I looked at this son of the wilderness, standing thoughtful and splendid by the fire, and unconscious of his own religion that had unexpectedly shone forth in these last words. But I said nothing; for words too intimate, especially words of esteem, put him invariably to silence.

"I had forgot to mention her looks to yu'." he pursued, simply. "She is fit for a man." He stopped again.

"Then there was her wages that Hank saw paid to her," he resumed. "And so marriage was but a little thing to Hank—agaynst such a heap of advantages. As for her idea in takin' such as him—maybe it was that he was small and she was big; tall and big. Or maybe it was just his white teeth. Them ridiculous reasons will bring a woman to a man, haven't yu' noticed? But maybe it was just her sorrowful, helpless state, left stranded as she was, and him keeping himself near her and sober for a week.

"I had been seein' this hyeh Yellowstone Park, takin' in its geysers, and this and that, for my enjoyment; and when I found what they claimed about its strange sights to be pretty near so, I landed up at Galena Creek to watch the boys prospectin'. Honey Wiggin, yu' know, and McLean, and the rest. And so they got me to go down with Hank to Gardner for flour and sugar and truck, which we had to wait for. We lay around the Mammoth Springs and Gardner for three days, playin' cyards with friends. And I got plumb interested in them tourists. For I had partly forgot about Eastern people. And hyeh they came fresh every day to remind a man of the great size of his country. Most always they would talk to yu' if yu' gave 'em the chance; and I did. I have come mighty nigh regrettin' that I did not keep a tally of the questions them folks asked me. And as they seemed genu-winely anxious to believe anything at all, and the worser the thing the believinger they'd grow, why I—well, there's times when I have got to lie to keep in good health.
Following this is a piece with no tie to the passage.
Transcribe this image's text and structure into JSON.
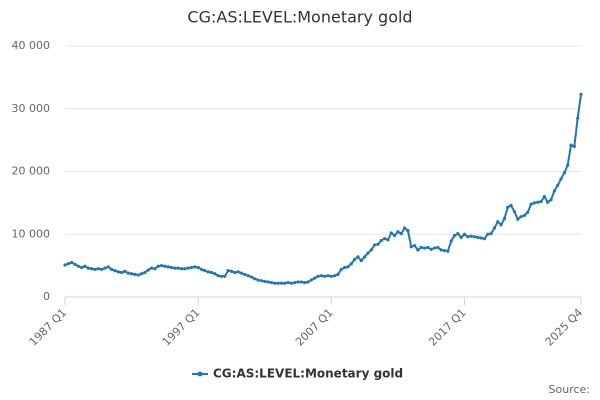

"So I fooled and I fooled. And one noon I was on the front poach of the big hotel they have opened at the Mammoth Springs for tourists, and the hotel kid, bein' on the watchout, he sees the dust comin' up the hill, and he yells out, 'Stage!'

"Yu've not saw that hotel yet, seh? Well, when the kid says 'Stage,' the consequences is most sudden. About as conspicuous, yu' may say, as when Old Faithful Geyser lets loose. Yu' see, one batch o' tourists pulls out right after breakfast for Norris Basin, leavin' things empty and yawnin'. By noon the whole hotel outfit has been slumberin' in its chairs steady for three hours. Maybe yu' might hear a fly buzz, but maybe not. Everything's liable to be restin', barrin' the kid. He's a-watchin' out. Then he sees the dust, and he says 'Stage!' and it touches the folks off like a hot pokeh. The Syndicate manager he lopes to a lookin'glass, and then organizes himself behind the book; and the young photograph chap bounces out o' his private door like one o' them cuckoo clocks; and the fossil man claws his specimens and curiosities into shape, and the porters line up same as parade, and away goes the piano and fiddles up-stairs. It is mighty conspicuous. So Hank he come rennin' out from somewheres too, and the stage drives up.